“Le Gouffre aux Séries”: une plongée bimensuelle dans soixante ans de feuilletons et de séries à la recherche des perles rares et de leurs secrets de fabrication.
Longtemps j’ai rêvé d’avoir la même veste que Patrick McGoohan dans Le Prisonnier, vous savez cette fameuse veste bleue avec un liseré blanc dans laquelle l’ancien espion promène son élégance et son flegme à travers le village de claustrés.
Depuis, mes goûts ont évolué : aujourd’hui je me verrais bien dans le justaucorps d’Erin Moriarty (The Boys), pour autant qu’elle y soit aussi.
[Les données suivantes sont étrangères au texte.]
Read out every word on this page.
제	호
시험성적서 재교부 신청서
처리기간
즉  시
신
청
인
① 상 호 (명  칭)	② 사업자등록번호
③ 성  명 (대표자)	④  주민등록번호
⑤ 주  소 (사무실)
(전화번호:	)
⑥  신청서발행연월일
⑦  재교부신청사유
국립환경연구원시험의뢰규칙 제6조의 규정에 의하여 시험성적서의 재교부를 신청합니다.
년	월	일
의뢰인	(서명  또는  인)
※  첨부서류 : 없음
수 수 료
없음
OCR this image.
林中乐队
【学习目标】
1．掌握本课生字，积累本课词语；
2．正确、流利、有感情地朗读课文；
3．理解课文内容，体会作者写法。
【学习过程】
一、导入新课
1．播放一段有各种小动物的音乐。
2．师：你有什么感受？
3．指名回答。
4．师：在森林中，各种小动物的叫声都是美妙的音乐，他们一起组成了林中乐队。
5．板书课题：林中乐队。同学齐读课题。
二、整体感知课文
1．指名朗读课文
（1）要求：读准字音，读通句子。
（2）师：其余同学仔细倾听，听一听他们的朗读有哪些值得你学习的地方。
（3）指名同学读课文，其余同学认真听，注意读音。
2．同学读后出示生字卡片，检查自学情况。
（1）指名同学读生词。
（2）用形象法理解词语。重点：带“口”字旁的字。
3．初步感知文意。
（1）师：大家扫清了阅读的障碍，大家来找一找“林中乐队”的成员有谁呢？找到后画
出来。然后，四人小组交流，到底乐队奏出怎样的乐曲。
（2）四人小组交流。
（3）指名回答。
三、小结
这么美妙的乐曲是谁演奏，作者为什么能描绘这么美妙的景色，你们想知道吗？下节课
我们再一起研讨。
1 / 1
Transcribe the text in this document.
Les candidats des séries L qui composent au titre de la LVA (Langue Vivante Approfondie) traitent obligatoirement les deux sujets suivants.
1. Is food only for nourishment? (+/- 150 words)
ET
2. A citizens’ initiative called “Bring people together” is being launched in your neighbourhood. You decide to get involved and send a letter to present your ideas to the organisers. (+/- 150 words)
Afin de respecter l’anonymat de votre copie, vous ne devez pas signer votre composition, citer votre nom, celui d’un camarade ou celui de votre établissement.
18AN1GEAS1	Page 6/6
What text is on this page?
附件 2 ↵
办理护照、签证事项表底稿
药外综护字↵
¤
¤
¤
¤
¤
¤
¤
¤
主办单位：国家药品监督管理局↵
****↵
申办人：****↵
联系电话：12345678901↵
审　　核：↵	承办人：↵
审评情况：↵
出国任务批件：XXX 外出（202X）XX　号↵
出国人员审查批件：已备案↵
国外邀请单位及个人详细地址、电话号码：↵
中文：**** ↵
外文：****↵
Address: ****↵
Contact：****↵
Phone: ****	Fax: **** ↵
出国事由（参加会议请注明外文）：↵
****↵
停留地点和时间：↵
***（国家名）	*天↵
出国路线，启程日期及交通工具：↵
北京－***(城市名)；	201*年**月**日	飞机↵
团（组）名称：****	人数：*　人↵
Le Prisonnier a eu un tel impact sur une génération que celle-ci a fini par ne plus distinguer le McGoohan acteur de son personnage le n°6. Lui non plus peut-être. Comme les bandes dessinées, les bonnes séries sont de formidables fabriques de héros. D’épisode en épisode, d’aventure en aventure, on finit par tout connaître d’eux : leurs goûts, leurs problèmes, leurs habitudes, leurs défauts. Leur panoplie aussi, ce qui n’est pas rien : Proust a écrit des milliers de pages sans que l’on sache vraiment au bout du compte comment s’habillait le Narrateur de la Recherche… .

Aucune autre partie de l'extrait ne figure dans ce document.